Zinsanpassung
Zinsanpassung bei Kreditvergabe
Ein Rentner nahm im Jahre 1992 ein Darlehen bei einem Kreditinstitut über 58.000 DM auf. Es wurde ein variabler Zinssatz von 13,5% vereinbart. Nach den Bestimmungen des Darlehensvertrages war das Kreditinstitut zu einer Änderung des Zinssatzes berechtigt, wenn dies wegen der Entwicklung am Geld oder Kapitalmarkt erforderlich war. Trotz der starken allgemeinen Zinssenkung auf dem Kreditmarkt wurde er bis zum 04.08.1992 auf lediglich 12,75% gesenkt. Der Kunde war nunmehr der Ansicht, dass der Darlehensvertrag nichtig sei, weil in dem Darlehensvertrag der Gesamtbeitrag der von ihm zu leistenden Teilzahlungen nicht enthalten sei. Er schulde daher nur einen Zinssatz von 4%. Hilfsweise machte er geltend, dass die vorgenommenen Zinsanpassungen nicht billigem Ermessen entsprechen würden und verlangte eine Korrektur. Das Landgericht Klage wies seine Klage vollständig ab. Hiergegen legte er Berufung ein.

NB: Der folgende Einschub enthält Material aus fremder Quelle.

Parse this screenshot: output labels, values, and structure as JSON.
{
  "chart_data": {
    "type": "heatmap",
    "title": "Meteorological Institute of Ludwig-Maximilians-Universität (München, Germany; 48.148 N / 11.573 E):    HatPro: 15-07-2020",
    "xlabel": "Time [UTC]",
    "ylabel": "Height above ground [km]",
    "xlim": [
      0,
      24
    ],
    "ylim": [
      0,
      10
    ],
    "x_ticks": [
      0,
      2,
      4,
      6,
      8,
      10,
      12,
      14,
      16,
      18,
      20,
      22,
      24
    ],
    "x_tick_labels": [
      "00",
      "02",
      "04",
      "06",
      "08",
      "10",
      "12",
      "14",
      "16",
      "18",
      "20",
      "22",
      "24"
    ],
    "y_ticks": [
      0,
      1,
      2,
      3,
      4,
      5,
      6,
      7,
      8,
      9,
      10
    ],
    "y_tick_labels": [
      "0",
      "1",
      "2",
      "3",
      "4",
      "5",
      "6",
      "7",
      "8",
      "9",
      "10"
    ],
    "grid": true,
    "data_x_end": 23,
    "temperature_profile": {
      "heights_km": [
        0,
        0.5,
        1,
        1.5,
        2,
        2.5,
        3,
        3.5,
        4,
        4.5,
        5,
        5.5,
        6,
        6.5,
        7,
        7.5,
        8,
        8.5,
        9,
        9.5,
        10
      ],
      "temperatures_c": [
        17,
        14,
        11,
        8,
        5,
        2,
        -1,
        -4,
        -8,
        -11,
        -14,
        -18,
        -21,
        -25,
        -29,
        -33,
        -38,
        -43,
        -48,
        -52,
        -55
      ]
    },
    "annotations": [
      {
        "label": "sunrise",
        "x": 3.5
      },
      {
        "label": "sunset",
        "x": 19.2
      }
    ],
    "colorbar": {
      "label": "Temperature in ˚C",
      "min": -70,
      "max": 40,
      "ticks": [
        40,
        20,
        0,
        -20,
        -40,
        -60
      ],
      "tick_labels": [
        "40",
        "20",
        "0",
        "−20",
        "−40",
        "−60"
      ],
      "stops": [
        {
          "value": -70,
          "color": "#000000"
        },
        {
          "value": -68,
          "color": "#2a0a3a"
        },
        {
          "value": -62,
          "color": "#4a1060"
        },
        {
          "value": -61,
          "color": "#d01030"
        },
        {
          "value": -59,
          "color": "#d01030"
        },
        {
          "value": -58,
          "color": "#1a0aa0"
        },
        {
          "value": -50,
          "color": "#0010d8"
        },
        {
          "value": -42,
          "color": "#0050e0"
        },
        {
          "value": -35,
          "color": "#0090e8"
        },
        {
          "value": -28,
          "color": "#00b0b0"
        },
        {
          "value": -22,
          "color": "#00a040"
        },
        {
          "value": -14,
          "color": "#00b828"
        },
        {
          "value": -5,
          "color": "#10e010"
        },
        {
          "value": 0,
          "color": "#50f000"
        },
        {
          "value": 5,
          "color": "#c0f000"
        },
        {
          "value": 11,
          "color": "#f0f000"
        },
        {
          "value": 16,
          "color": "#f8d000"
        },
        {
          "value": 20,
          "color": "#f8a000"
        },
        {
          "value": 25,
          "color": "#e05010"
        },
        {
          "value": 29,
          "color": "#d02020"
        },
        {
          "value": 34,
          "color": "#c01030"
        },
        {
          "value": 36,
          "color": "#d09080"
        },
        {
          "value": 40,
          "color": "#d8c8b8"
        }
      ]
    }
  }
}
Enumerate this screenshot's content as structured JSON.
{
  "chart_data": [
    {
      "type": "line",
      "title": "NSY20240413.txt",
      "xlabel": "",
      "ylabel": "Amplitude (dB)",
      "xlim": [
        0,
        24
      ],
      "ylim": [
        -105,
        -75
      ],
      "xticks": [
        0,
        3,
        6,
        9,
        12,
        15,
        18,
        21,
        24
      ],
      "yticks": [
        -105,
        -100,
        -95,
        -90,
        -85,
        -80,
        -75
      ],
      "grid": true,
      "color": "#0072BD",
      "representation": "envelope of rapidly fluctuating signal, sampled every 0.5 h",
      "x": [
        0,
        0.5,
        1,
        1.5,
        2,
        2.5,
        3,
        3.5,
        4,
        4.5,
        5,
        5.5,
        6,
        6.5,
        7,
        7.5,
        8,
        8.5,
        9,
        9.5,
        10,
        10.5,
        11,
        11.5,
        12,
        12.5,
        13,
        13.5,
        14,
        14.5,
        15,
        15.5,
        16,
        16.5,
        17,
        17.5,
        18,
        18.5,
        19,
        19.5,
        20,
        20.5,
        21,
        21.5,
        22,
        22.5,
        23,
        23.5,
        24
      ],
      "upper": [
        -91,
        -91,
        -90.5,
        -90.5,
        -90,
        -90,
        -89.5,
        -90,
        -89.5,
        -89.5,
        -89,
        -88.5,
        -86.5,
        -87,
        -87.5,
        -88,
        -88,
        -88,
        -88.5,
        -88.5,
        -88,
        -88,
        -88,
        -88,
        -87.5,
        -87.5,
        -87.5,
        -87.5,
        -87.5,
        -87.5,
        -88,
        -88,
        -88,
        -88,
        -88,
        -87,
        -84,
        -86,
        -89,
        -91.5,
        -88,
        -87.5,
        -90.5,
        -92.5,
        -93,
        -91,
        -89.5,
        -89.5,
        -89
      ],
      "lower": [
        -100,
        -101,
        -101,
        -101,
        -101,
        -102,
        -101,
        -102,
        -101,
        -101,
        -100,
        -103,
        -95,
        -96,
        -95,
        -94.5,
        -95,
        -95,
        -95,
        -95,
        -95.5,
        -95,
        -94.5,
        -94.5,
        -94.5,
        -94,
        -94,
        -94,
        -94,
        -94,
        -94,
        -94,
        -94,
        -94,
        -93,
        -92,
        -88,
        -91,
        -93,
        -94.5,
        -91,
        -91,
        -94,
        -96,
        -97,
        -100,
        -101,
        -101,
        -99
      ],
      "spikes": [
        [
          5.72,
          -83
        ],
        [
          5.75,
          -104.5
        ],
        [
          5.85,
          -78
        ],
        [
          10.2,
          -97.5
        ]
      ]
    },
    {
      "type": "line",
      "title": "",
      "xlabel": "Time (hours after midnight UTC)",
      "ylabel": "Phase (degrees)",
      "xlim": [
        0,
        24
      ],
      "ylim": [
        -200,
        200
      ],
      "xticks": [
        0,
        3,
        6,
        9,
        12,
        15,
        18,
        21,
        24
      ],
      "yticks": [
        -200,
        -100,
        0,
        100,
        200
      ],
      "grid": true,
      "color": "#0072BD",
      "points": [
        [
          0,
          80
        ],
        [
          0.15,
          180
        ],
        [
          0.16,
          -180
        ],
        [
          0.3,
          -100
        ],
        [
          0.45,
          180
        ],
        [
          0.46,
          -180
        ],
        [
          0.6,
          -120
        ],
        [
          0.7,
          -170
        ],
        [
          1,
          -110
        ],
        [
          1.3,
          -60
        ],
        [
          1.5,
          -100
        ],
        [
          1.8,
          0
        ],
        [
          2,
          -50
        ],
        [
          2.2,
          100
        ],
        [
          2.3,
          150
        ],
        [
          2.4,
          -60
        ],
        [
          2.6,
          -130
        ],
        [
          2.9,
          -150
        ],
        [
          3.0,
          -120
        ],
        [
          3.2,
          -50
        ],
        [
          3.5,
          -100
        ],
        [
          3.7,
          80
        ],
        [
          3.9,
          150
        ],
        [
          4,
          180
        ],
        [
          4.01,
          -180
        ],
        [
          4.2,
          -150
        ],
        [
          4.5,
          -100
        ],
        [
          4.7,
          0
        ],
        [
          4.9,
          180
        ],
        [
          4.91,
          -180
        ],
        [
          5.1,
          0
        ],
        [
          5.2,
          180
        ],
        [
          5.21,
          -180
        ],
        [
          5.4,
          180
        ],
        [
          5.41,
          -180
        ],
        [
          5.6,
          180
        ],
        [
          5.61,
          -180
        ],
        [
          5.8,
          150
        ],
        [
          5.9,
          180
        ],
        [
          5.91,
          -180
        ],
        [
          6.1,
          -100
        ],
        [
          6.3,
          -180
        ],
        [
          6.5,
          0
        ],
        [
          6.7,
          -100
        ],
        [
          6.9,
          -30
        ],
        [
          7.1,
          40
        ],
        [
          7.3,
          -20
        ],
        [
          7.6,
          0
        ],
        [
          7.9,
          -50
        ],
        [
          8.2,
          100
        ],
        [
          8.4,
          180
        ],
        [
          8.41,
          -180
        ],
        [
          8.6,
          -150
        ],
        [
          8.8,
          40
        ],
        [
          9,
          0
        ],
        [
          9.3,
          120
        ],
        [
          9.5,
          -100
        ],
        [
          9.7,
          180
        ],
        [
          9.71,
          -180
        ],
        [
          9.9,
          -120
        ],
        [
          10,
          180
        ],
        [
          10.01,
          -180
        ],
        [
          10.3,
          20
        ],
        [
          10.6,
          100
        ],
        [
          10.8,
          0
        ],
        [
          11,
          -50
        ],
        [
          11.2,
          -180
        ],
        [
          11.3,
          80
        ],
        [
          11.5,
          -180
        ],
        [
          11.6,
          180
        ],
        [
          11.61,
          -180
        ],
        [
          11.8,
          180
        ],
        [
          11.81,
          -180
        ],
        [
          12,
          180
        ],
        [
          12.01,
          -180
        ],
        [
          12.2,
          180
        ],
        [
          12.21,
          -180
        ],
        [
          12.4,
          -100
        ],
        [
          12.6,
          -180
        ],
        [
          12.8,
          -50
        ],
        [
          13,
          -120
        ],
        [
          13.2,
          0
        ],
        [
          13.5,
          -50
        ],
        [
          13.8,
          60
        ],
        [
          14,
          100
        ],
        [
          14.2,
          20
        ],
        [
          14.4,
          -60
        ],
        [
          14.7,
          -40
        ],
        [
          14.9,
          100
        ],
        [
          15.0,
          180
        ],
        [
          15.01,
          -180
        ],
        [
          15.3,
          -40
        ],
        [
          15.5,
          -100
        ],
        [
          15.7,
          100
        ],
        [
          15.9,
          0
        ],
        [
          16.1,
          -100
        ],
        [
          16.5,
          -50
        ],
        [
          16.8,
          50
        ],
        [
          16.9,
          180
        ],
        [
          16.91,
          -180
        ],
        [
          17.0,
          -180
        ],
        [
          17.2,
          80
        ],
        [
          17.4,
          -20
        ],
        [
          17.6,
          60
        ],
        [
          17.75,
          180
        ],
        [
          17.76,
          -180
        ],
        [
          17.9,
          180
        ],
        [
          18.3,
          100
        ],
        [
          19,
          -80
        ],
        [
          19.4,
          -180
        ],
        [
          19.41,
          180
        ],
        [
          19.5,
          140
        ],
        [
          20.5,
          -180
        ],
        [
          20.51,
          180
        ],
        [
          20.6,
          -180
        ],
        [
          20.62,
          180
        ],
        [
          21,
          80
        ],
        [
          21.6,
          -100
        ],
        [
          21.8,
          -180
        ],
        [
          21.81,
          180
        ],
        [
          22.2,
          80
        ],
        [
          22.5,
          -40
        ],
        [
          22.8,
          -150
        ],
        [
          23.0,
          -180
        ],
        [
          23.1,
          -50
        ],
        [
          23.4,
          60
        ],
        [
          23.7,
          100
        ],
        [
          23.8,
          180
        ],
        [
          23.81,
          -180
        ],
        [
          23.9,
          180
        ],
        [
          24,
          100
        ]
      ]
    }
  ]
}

Das Oberlandesgericht Celle entschied, dass der Darlehensvertrag wirksam sei. Jedenfalls nach der damaligen Rechtslage sei die Angabe des Gesamtbetrages hinsichtlich der Teilbeträge nur vorgeschrieben gewesen, wenn dies möglich gewesen sei. Aufgrund der Wahl eines variablen Zinssatzes sei diese Angabe jedoch nicht möglich gewesen, weil die Zinsentwicklung nicht vorhersehbar gewesen sei. Die vereinbarte Klausel sei als Zinsanpassungsklausel anzusehen, bei der die Vorschrift des § 315 BGB anzuwenden sei. Daraus ergebe sich allerdings, dass das Kreditinstitut eine marktübliche Anpassung der Zinsen hätte vornehmen müssen. Maßstab sei der Zinssatz für vergleichbare Kredite am Markt gewesen. Der vereinbarte Zinssatz von 13,5% hätte quartalsweise in Orientierung am Markt für Kontokorrentkredite gesenkt werden müssen bis auf einen Zinssatz von 11,25%. Eine Änderung hätte jedes Mal dann erfolgen müssen, wenn der maßgebliche Vergleichszins sich um mehr als 0,2% geändert habe. Das Gericht verurteilte die Bank, eine Korrektur vorzunehmen und dem Kunden eine entsprechende Abrechnung zu erstellen.